The English Civil Wars cost England eighteen years of theater. Puritan values held that immorality was the story told on every stage and a 1642 act of Parliament made sure no one would be polluted by it. By the time the Stuart monarchy was restored in 1660, English audiences were ripe for theatrical entertainment. They had seen first-hand the absurdity of shifting power, the uncertainty of social contracts, the hypocrisy that passed for justice. Restoration comedy offered up a satirical cure to a society in need of correction; it exposed, with humor, the foulness beneath extended shows of decorum.
William Congreve’s plays are the theatrical greats of the late Restoration. He wrote five in all, four of them comedies. His earliest play The Old Bachelor led Dryden to claim that he “never saw such a first play in his life.” Bachelor ran for an almost unprecedented fourteen days (a palpable hit for that time). The Way of the World was Congreve’s final piece for the theater and is considered “his most sophisticated and complete comedy, a masterpiece.”
Congreve made exceptional use of Restoration stock characters and plot points. His comedies engage elements of scandal, deception, and bawdiness, and assign victory to young lovers. He noted the advantage of real women on stage. Congreve’s women demonstrate an interest in self-sovereignty. Millamant, the charismatic heroine of The Way of the World, insists, “I’ll never marry, unless I am first made sure of my will and pleasure.” Her pleasure materializes in the form of the dashing and rakish-but-penitent Mirabell.

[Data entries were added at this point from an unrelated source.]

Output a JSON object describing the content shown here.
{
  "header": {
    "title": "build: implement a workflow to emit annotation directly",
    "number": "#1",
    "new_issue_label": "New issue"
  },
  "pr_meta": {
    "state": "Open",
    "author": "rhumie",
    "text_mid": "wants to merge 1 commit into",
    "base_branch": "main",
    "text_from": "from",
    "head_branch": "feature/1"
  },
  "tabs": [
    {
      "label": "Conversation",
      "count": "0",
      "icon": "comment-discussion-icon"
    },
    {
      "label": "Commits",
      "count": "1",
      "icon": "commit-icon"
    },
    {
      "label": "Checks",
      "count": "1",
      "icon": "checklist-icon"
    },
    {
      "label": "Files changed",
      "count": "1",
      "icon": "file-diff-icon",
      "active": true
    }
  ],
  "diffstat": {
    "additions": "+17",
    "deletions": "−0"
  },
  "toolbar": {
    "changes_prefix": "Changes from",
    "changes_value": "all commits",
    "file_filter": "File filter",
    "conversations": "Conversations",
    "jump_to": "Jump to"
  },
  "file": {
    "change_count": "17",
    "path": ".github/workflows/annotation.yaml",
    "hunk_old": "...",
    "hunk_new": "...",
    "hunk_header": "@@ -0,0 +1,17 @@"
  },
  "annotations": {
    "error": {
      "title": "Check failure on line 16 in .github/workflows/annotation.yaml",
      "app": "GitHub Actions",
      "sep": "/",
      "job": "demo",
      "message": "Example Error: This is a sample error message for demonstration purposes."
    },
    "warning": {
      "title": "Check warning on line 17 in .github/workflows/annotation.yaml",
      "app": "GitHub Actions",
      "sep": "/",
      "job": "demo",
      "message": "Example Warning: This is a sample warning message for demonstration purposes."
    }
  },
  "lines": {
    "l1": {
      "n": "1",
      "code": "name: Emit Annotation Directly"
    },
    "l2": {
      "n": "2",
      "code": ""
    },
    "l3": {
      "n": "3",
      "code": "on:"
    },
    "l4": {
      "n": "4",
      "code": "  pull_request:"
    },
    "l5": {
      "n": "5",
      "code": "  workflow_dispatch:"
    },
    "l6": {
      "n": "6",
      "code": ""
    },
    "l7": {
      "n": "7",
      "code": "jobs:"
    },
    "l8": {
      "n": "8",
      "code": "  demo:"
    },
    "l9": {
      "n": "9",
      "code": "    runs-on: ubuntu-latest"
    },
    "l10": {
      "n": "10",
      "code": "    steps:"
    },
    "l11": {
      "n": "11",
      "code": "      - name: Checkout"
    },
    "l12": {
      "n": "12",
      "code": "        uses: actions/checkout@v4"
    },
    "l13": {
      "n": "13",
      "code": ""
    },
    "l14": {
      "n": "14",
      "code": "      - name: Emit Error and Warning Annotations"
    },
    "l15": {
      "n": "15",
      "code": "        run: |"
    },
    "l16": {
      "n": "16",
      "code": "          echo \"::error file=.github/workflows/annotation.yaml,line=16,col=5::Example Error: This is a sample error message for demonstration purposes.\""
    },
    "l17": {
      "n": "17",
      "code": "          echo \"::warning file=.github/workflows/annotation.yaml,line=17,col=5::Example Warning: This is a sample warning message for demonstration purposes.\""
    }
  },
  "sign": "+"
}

But the heart wants what the heart wants. She bids liberty adieu. Congreve’s plays flaunt both male and female desire, and attend particularly to cravings for cash and copulation. It is worth noting that morality is not altogether absent from Congreve’s plays; it is, however, decidedly less attractive than wit. Congreve is a dramatist who makes intelligence sexy.
Theresa Rebeck’s biting and brilliant adaptation drives home how thoroughly Congreve is our contemporary. Her play depicts the scandalous goings-on of the 1%, and gives new meaning to “the comedy of manners.” There is a current of theatricality that is spot-on. The characters’ obsession with dress and accessories suggests that performance trumps real life among the East Hampton elite. Even nature must be enhanced unnaturally to merit a place in the elaborate design.
Attention is paid across the board to objects and to pretty things. There is something unsettling in the way characters fuse emotional and material attractions. We see this in casual bantering between friends: “If it weren’t for that vintage Louis Vuitton bag, I would never even speak to you.” The dysfunction is more striking when the Waitress, nameless and paid to be invisible, is distressed to find that the bulk of lovely objects in rich people’s homes are forgotten, neglected by their owners. “What is the point of having all these things,” she asks, “if you don’t even know you have them?”
It is a resistance to objects as well as to her own objectification that inspires Mae, the play’s virtuous and disturbingly rich heroine, to make a change. Mae is compelling; her goodness is so clear that we are perhaps more delighted by her choices than we are surprised by them. What is unexpected is the propensity for change Mae inspires and ignites. Henry, initially a cad on the trail of Mae’s money, is startled by the depth of his affection for her. He just may be bent on goals beyond a pursuit of property. Others, too, surprise themselves with tiny epiphanies that permit them suddenly to examine their own imperfect behavior.
It’s not clear that any great change will come of it. Still, the desire to do and be better is potentially heroic; it is a marker of the play’s most noble characters. If that’s not the way of the world then it should be.